Grim warning for pet owners to beware of tiny, dime-sized jellyfish after vet treated six dogs in a single day for horrifying symptoms including ‘violent vomiting’
- An alarming number of dogs are swallowing this poisonous sea creature.
- Symptoms include lip licking, fever, vomiting, and dark mucus.
- Veterinarians warn that they are hard to spot at only 2.5cm in diameter.
A vet issued an urgent warning to pet owners after treating a series of dogs that had eaten a dime-sized jellyfish, leaving them vomiting and shaking “profusely”.
In what is becoming an annual plague, dozens of blue button stingers washed up on the beaches of the Sunshine Coast last week and were eaten by unsuspecting canines.
Noosa vet Divya Nemani told the abc she had treated six dogs in a single day last Wednesday, the most she had seen in a single day.
“They all came in with very, very similar clinical signs,” he told the station.
“They had been on the beach and then 15 minutes into being on the beach, they started throwing up and then throwing up profusely.
Dogs tend to interact with any foreign objects they come across, which is why the blue buttons (pictured) are so dangerous during walks
Jan Bolton, a Peregian Beach resident, was one of those forced to take her furry friend to the clinic after seeing her Spoodle, Lily, swallow the coin-sized creature during a walk.
“Lily was doing this horrible howl and scream when she was trying to throw up,” Bolton told the network.

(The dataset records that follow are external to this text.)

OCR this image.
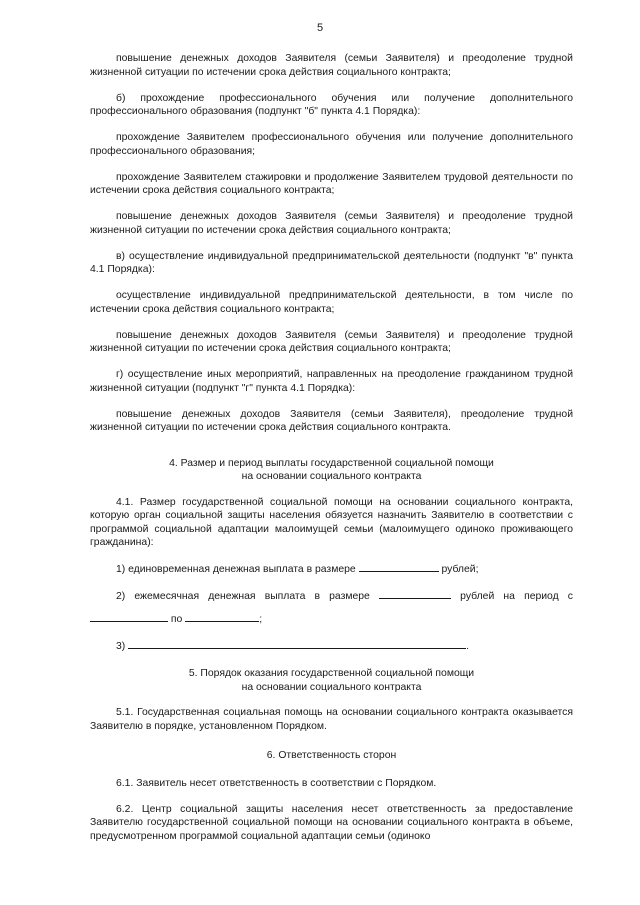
5

повышение денежных доходов Заявителя (семьи Заявителя) и преодоление трудной жизненной ситуации по истечении срока действия социального контракта;

б) прохождение профессионального обучения или получение дополнительного профессионального образования (подпункт "б" пункта 4.1 Порядка):

прохождение Заявителем профессионального обучения или получение дополнительного профессионального образования;

прохождение Заявителем стажировки и продолжение Заявителем трудовой деятельности по истечении срока действия социального контракта;

повышение денежных доходов Заявителя (семьи Заявителя) и преодоление трудной жизненной ситуации по истечении срока действия социального контракта;

в) осуществление индивидуальной предпринимательской деятельности (подпункт "в" пункта 4.1 Порядка):

осуществление индивидуальной предпринимательской деятельности, в том числе по истечении срока действия социального контракта;

повышение денежных доходов Заявителя (семьи Заявителя) и преодоление трудной жизненной ситуации по истечении срока действия социального контракта;

г) осуществление иных мероприятий, направленных на преодоление гражданином трудной жизненной ситуации (подпункт "г" пункта 4.1 Порядка):

повышение денежных доходов Заявителя (семьи Заявителя), преодоление трудной жизненной ситуации по истечении срока действия социального контракта.

4. Размер и период выплаты государственной социальной помощи
на основании социального контракта

4.1. Размер государственной социальной помощи на основании социального контракта, которую орган социальной защиты населения обязуется назначить Заявителю в соответствии с программой социальной адаптации малоимущей семьи (малоимущего одиноко проживающего гражданина):

1) единовременная денежная выплата в размере	рублей;

2) ежемесячная денежная выплата в размере	рублей на период с

по	;

3)	.

5. Порядок оказания государственной социальной помощи
на основании социального контракта

5.1. Государственная социальная помощь на основании социального контракта оказывается Заявителю в порядке, установленном Порядком.

6. Ответственность сторон

6.1. Заявитель несет ответственность в соответствии с Порядком.

6.2. Центр социальной защиты населения несет ответственность за предоставление Заявителю государственной социальной помощи на основании социального контракта в объеме, предусмотренном программой социальной адаптации семьи (одиноко
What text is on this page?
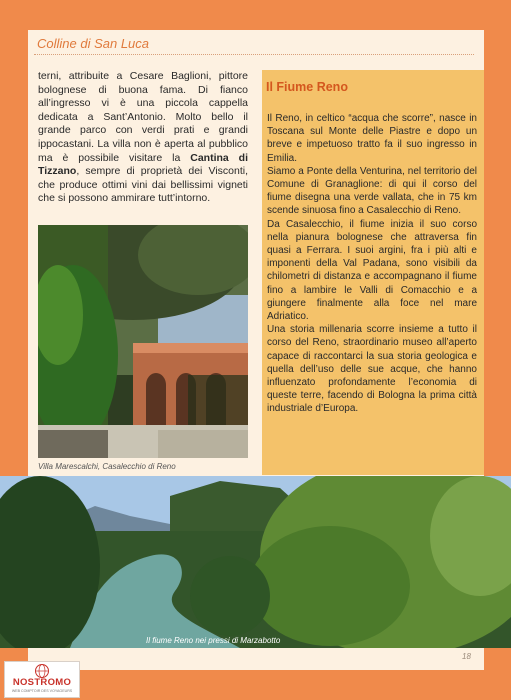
Colline di San Luca
terni, attribuite a Cesare Baglioni, pittore bolognese di buona fama. Di fianco all’ingresso vi è una piccola cappella dedicata a Sant’Antonio. Molto bello il grande parco con verdi prati e grandi ippocastani. La villa non è aperta al pubblico ma è possibile visitare la Cantina di Tizzano, sempre di proprietà dei Visconti, che produce ottimi vini dai bellissimi vigneti che si possono ammirare tutt’intorno.
Villa Marescalchi, Casalecchio di Reno
Il Fiume Reno

Il Reno, in celtico “acqua che scorre”, nasce in Toscana sul Monte delle Piastre e dopo un breve e impetuoso tratto fa il suo ingresso in Emilia.

Siamo a Ponte della Venturina, nel territorio del Comune di Granaglione: di qui il corso del fiume disegna una verde vallata, che in 75 km scende sinuosa fino a Casalecchio di Reno.

Da Casalecchio, il fiume inizia il suo corso nella pianura bolognese che attraversa fin quasi a Ferrara. I suoi argini, fra i più alti e imponenti della Val Padana, sono visibili da chilometri di distanza e accompagnano il fiume fino a lambire le Valli di Comacchio e a giungere finalmente alla foce nel mare Adriatico.

Una storia millenaria scorre insieme a tutto il corso del Reno, straordinario museo all’aperto capace di raccontarci la sua storia geologica e quella dell’uso delle sue acque, che hanno influenzato profondamente l’economia di queste terre, facendo di Bologna la prima città industriale d’Europa.

Il fiume Reno nei pressi di Marzabotto
18
NOSTROMO
WEB COMPTOIR DES VOYAGEURS
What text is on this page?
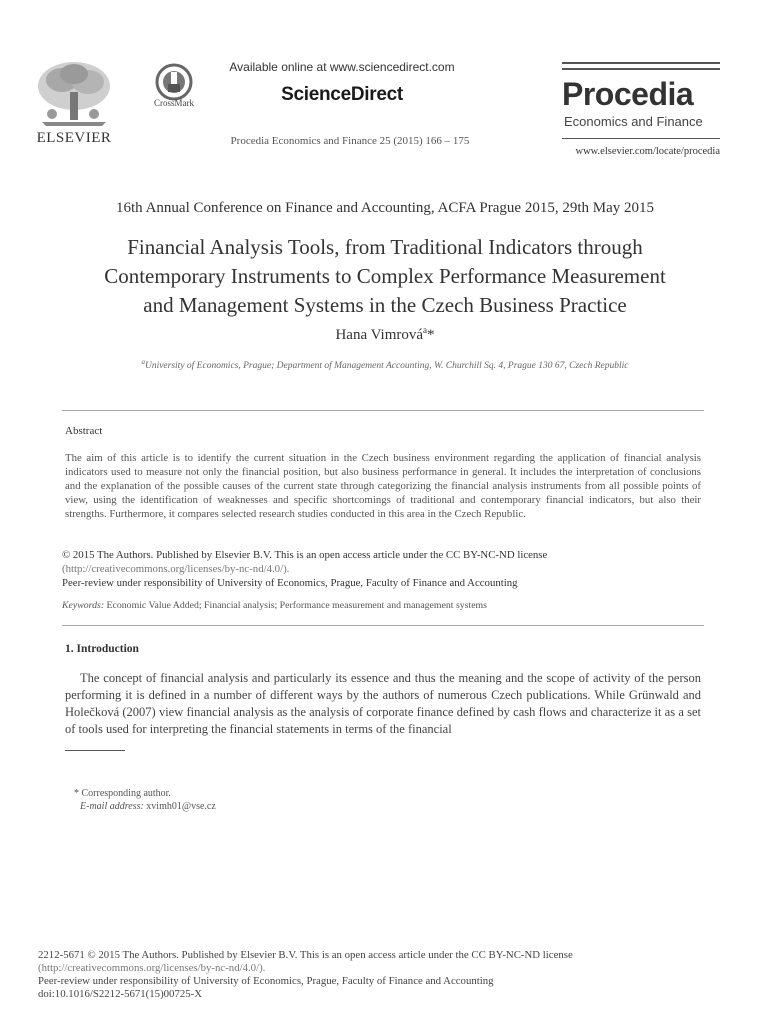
ELSEVIER
CrossMark
Available online at www.sciencedirect.com
ScienceDirect
Procedia Economics and Finance 25 (2015) 166 – 175
Procedia
Economics and Finance
www.elsevier.com/locate/procedia
16th Annual Conference on Finance and Accounting, ACFA Prague 2015, 29th May 2015
Financial Analysis Tools, from Traditional Indicators through
Contemporary Instruments to Complex Performance Measurement
and Management Systems in the Czech Business Practice
Hana Vimrová$^a$*
$^a$University of Economics, Prague; Department of Management Accounting, W. Churchill Sq. 4, Prague 130 67, Czech Republic
Abstract
The aim of this article is to identify the current situation in the Czech business environment regarding the application of financial analysis indicators used to measure not only the financial position, but also business performance in general. It includes the interpretation of conclusions and the explanation of the possible causes of the current state through categorizing the financial analysis instruments from all possible points of view, using the identification of weaknesses and specific shortcomings of traditional and contemporary financial indicators, but also their strengths. Furthermore, it compares selected research studies conducted in this area in the Czech Republic.
© 2015 The Authors. Published by Elsevier B.V. This is an open access article under the CC BY-NC-ND license
(http://creativecommons.org/licenses/by-nc-nd/4.0/).
Peer-review under responsibility of University of Economics, Prague, Faculty of Finance and Accounting
Keywords: Economic Value Added; Financial analysis; Performance measurement and management systems
1. Introduction
The concept of financial analysis and particularly its essence and thus the meaning and the scope of activity of the person performing it is defined in a number of different ways by the authors of numerous Czech publications. While Grünwald and Holečková (2007) view financial analysis as the analysis of corporate finance defined by cash flows and characterize it as a set of tools used for interpreting the financial statements in terms of the financial
* Corresponding author.
E-mail address: xvimh01@vse.cz
2212-5671 © 2015 The Authors. Published by Elsevier B.V. This is an open access article under the CC BY-NC-ND license
(http://creativecommons.org/licenses/by-nc-nd/4.0/).
Peer-review under responsibility of University of Economics, Prague, Faculty of Finance and Accounting
doi:10.1016/S2212-5671(15)00725-X
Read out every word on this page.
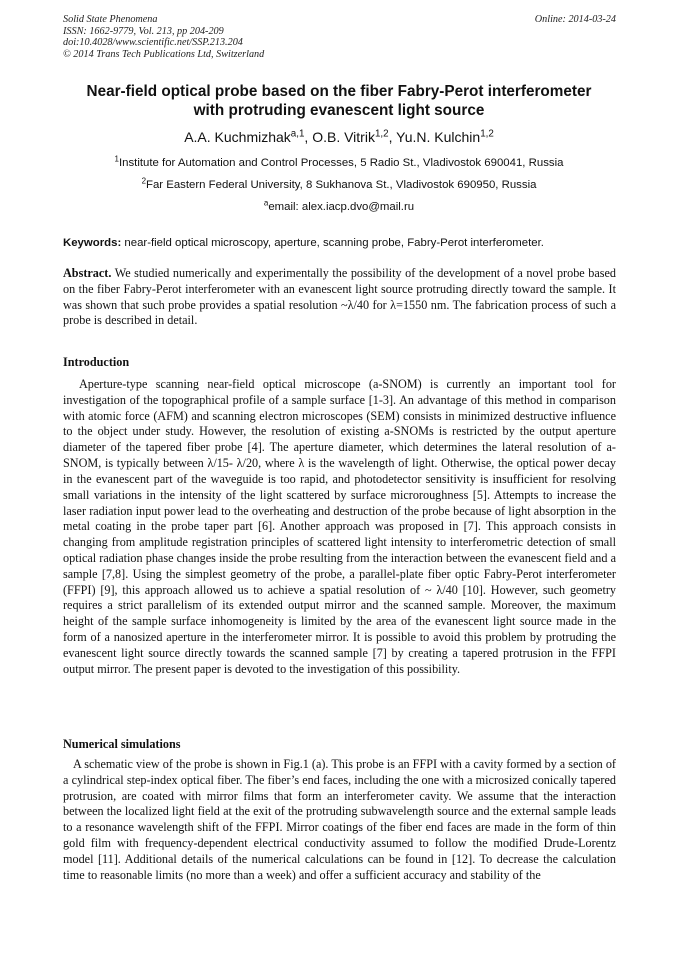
Solid State Phenomena
ISSN: 1662-9779, Vol. 213, pp 204-209
doi:10.4028/www.scientific.net/SSP.213.204
© 2014 Trans Tech Publications Ltd, Switzerland
Online: 2014-03-24
Near-field optical probe based on the fiber Fabry-Perot interferometer
with protruding evanescent light source
A.A. Kuchmizhak$^{a,1}$, O.B. Vitrik$^{1,2}$, Yu.N. Kulchin$^{1,2}$
$^1$Institute for Automation and Control Processes, 5 Radio St., Vladivostok 690041, Russia
$^2$Far Eastern Federal University, 8 Sukhanova St., Vladivostok 690950, Russia
$^a$email: alex.iacp.dvo@mail.ru
Keywords: near-field optical microscopy, aperture, scanning probe, Fabry-Perot interferometer.

Abstract. We studied numerically and experimentally the possibility of the development of a novel probe based on the fiber Fabry-Perot interferometer with an evanescent light source protruding directly toward the sample. It was shown that such probe provides a spatial resolution ~λ/40 for λ=1550 nm. The fabrication process of such a probe is described in detail.

Introduction
Aperture-type scanning near-field optical microscope (a-SNOM) is currently an important tool for investigation of the topographical profile of a sample surface [1-3]. An advantage of this method in comparison with atomic force (AFM) and scanning electron microscopes (SEM) consists in minimized destructive influence to the object under study. However, the resolution of existing a-SNOMs is restricted by the output aperture diameter of the tapered fiber probe [4]. The aperture diameter, which determines the lateral resolution of a-SNOM, is typically between λ/15- λ/20, where λ is the wavelength of light. Otherwise, the optical power decay in the evanescent part of the waveguide is too rapid, and photodetector sensitivity is insufficient for resolving small variations in the intensity of the light scattered by surface microroughness [5]. Attempts to increase the laser radiation input power lead to the overheating and destruction of the probe because of light absorption in the metal coating in the probe taper part [6]. Another approach was proposed in [7]. This approach consists in changing from amplitude registration principles of scattered light intensity to interferometric detection of small optical radiation phase changes inside the probe resulting from the interaction between the evanescent field and a sample [7,8]. Using the simplest geometry of the probe, a parallel-plate fiber optic Fabry-Perot interferometer (FFPI) [9], this approach allowed us to achieve a spatial resolution of ~ λ/40 [10]. However, such geometry requires a strict parallelism of its extended output mirror and the scanned sample. Moreover, the maximum height of the sample surface inhomogeneity is limited by the area of the evanescent light source made in the form of a nanosized aperture in the interferometer mirror. It is possible to avoid this problem by protruding the evanescent light source directly towards the scanned sample [7] by creating a tapered protrusion in the FFPI output mirror. The present paper is devoted to the investigation of this possibility.
Numerical simulations
A schematic view of the probe is shown in Fig.1 (a). This probe is an FFPI with a cavity formed by a section of a cylindrical step-index optical fiber. The fiber’s end faces, including the one with a microsized conically tapered protrusion, are coated with mirror films that form an interferometer cavity. We assume that the interaction between the localized light field at the exit of the protruding subwavelength source and the external sample leads to a resonance wavelength shift of the FFPI. Mirror coatings of the fiber end faces are made in the form of thin gold film with frequency-dependent electrical conductivity assumed to follow the modified Drude-Lorentz model [11]. Additional details of the numerical calculations can be found in [12]. To decrease the calculation time to reasonable limits (no more than a week) and offer a sufficient accuracy and stability of the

“The vet (who) also ended up giving him an antihistamine because he thought he might have had an allergic reaction.”
Typical symptoms of a dog that has eaten a blue button include lip licking, lethargy, excessive drooling, and fever, with some dogs developing dark mucus.
The large number of sick dogs Dr. Nemani saw in the past week led her to advise owners to clean their dogs’ mouths with a cloth if they interact with a blue button.
If symptoms develop, Dr. Nemani told owners to take their pets directly to the vet for treatment.
Local vet Divya Nemani (pictured) said her team had never treated so many blue button poisonings in a single day.
An emergency animal clinic in Noosa, Queensland (pictured) has told dog owners to be careful after an extraordinary day of work when six dogs were rushed in last Wednesday.
These latest cases follow a trend of dogs eating blue buttons as tropical climates, high tides, and strong coastal winds wash countless numbers of them onto beaches each summer.
Speaking to ABC more than a year ago, a nurse at Paradise Point warned owners not to walk their dogs on beaches where they might see the jellyfish-like creatures have washed up.
“We go through seasons where there are so many on the beaches (and) we just try to make sure that people avoid them, because dogs are known to eat anything they can find,” Nolan said at the time.
“The key is to get the dog to the vet within the first hour of eating something and just get over it as soon as possible.”
Symptoms to watch out for if your dog eats a blue stinger
Canines that accidentally swallow little blue buttons can be identified by watching for symptoms that include constant lip licking, drowsiness, lethargy, and excessive drooling.
More serious reactions to the bite can include the development of fever, incessant itching, nausea or vomiting, and dark mucus can sometimes ooze from the mouth and nose.